Following is the “Ecosystems” exhibit, which allows visitors to explore Earth’s various ecosystems. The exhibit covers seven different environments: Extreme Zone, Forest Zone, River Zone, Island Zone, Rot Room, Global Zone, and L.A. Zone. The Extreme Zone is further subdivide into three zones: dessert, poles, and deep sea vents, to demonstrate the extreme environments that some animals are capable of adapting to. The “Ecosystems” exhibit is the largest exhibit of the science center, occupying parts of the first and second floors. I don’t recall exhibits on ecosystems in other science centers that I have visited, so there’s really no comparison, but I feel the “Ecosystems” is a really good exhibit. (I’m actually really impressed by it.)The exhibit provides plenty of information on all the environments, and the hands on activities made for memorable moments. For example, I will always remember touching the huge slab of ice in the “Poles”, and wondering how they keep the ice from melting in the exhibit.
The last exhibit is “Creative World”, which explores the advances that humans have made for the needs of communication, transportation and structures. The exhibit also examines the benefits and consequences of the advances in the aforementioned areas. As with the other exhibits, there is plenty of hands on activities, and my favorite with the mini shake table, where one can build a structure and see if the structure stands up to the test of an earthquake. It’s a memorable activity as it captures the local sentiment; earthquakes do occur in California, so it’s something to consider, whereas back on the east coast, one wouldn’t even think if the structures will withstand an earthquake or not.

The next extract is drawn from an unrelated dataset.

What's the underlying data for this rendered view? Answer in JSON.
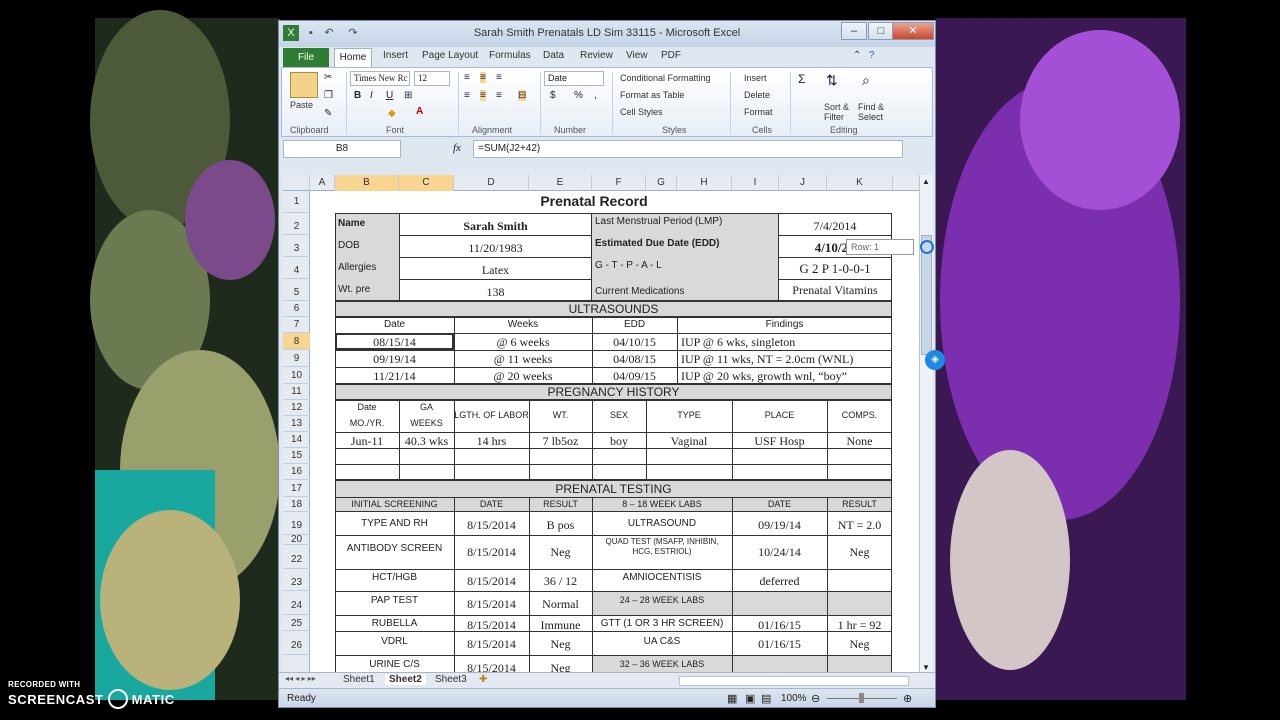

We spent about 3.5 hours at the California Science Center, and it seems to be the average amount of time usually spent at science centers. One can probably spend a little more time to interact with all the hands-on activities (I skipped plenty) and to also see the Endeavour (which I missed altogether). The science center also offers special rotating exhibits that require a fee. When we visited it was about Pompeii, but we didn’t see it as we arrived late once again, and really didn’t want to spend extra money. For the free general admission, the California Science Center offers a lot in the four exhibits it has, and they are worth every second spent there. So pack a snack, wear comfy shoes, and enjoy a fun filled day learning about science at the California Science Center.